La cuarta y más reciente lectura fue en México. Perdida mi biblioteca cubana tras mi exilio en 2003, recorría con mi esposa María del R. García Estrada —como tantas veces— las generosamente surtidas y caóticas librerías de segunda mano cercanas al Zócalo de Ciudad de México. En una de ellas, recuerdo que junto a una torrefactora de café que colaba un café nada aguado —nada a la mexicana—, encontré una bastante bien conservada edición española, a un precio asequible. Esa misma noche comencé la relectura. ¿Qué mejor motivación para sentir que ni el castro-comunismo ni el almanaque habían podido quitarme a Hans Castorp y a Thomas Mann de mi cabeza?

Es cierto que de no estar en casa de mi madrina, de no publicarla la Editorial Arte y Literatura, de no haber esquiado en Suiza, de no haber registrado aquel anaquel de la calle Donceles en Ciudad de México…, las cuatro lecturas hubieran estado regidas por otro azar, otras locaciones y tiempo. Tal vez el año pasado —2024— cuando el mundo celebró el primer centenario de la estupenda novela, debí releerla por quinta vez.

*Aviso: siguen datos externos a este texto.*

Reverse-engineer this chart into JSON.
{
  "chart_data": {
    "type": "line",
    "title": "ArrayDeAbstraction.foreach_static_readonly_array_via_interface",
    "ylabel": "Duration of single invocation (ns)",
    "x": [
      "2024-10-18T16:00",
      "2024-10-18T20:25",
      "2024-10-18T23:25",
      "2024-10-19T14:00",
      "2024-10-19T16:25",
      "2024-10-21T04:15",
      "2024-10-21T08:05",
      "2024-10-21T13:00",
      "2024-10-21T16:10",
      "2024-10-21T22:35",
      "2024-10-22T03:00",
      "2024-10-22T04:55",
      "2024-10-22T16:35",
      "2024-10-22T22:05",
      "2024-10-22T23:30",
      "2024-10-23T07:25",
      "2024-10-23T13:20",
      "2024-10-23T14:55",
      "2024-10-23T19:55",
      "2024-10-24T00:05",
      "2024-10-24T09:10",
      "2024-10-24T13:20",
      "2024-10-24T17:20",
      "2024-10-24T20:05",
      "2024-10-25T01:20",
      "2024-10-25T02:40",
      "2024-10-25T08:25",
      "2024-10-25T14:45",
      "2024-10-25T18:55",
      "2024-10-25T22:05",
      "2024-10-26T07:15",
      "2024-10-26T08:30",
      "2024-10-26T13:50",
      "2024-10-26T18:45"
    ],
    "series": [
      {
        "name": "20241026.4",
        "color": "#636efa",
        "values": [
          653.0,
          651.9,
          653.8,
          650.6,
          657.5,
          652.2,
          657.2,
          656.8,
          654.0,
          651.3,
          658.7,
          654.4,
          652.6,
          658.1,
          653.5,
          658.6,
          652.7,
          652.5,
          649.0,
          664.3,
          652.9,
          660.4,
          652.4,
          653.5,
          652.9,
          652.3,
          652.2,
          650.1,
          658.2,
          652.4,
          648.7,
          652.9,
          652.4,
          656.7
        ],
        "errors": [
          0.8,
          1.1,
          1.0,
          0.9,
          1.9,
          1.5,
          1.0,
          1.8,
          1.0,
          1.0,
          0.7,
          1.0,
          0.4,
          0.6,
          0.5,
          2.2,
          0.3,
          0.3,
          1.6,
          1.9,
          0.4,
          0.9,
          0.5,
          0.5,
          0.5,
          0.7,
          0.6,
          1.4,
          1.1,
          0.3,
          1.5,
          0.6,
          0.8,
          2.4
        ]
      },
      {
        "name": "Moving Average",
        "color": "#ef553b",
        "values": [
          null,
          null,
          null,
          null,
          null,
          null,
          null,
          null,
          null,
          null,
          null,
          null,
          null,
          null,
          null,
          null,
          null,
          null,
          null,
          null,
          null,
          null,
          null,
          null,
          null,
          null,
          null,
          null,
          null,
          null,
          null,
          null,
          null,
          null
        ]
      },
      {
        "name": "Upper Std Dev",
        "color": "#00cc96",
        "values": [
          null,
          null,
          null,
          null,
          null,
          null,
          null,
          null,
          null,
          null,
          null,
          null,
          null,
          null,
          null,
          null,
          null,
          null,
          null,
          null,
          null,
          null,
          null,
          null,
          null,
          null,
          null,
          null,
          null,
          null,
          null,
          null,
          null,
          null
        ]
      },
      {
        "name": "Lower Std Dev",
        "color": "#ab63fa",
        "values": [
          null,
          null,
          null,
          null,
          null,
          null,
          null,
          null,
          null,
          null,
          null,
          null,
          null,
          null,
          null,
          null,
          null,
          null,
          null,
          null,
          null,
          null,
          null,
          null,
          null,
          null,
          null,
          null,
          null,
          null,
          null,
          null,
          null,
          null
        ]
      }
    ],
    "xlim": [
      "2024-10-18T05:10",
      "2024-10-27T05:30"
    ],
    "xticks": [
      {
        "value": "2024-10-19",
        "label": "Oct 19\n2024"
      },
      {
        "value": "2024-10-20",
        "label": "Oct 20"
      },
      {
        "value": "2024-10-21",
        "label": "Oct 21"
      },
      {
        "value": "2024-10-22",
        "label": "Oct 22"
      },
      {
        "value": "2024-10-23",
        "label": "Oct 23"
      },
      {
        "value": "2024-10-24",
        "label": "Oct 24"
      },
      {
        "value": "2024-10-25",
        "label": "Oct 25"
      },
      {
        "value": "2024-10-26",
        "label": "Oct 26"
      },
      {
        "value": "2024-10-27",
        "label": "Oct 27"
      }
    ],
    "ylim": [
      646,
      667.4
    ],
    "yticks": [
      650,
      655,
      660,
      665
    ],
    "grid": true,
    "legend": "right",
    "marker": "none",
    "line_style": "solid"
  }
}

Pero sé que el azar —la tengo en un librero de mi actual apartamento en Aventura, al noreste de Miami— volverá a fabricar un nuevo motivo, ahora según la traducción de Mario Verdaguer para Plaza & Janés Editores.

El recuerdo es un cuento de Luis Rogelio Nogueras. Wichi me contó que su poema “Ama al cisne salvaje” lo escribió una sola vez, de un tirón. Y es —como sostuve entonces— uno de sus mejores, superior en intensidad expresiva a otros que “trabajó” durante fatigosas semanas. Lo que no excluye otros poemas suyos donde las revisiones estilísticas cualificaron la versión inicial; curioso tema que desarrollé en un ensayo de homenaje al amigo, ya enfermo, en 1984, pocos meses antes de que muriera víctima de un agresivo cáncer, con apenas 41 años.

Y aquí entra el apunte herético: Según los órficos y los filósofos presocráticos motivo y azar concurren misteriosamente, de forma inefable, sin razones conocidas. Entonces todavía el pensamiento mágico del Oriente y el racionalista de Occidente no se habían separado, confluían, convivían sin fronteras, sólo nombrados según predominara uno u otro. Formaban para ellos El azar concurrente, tan estudiado y enseñado por José Lezama Lima en su Curso Délfico.

El azar concurrente se aparta de quienes han tratado de escindir pensamiento lógico de pensamiento por imágenes, de olvidarse de Giabattista Vico y su Scienza Nuova (1725). Sostiene —sostenemos— que una noción totalmente causalista del destino no prima sobre las aventuras y desventuras del azar como fuente motivacional de los sucesos, de la vida y sus metáforas. Los motivos sencillamente concurren. Llegan al acto de leer y al del escribir. A las acciones de la existencia.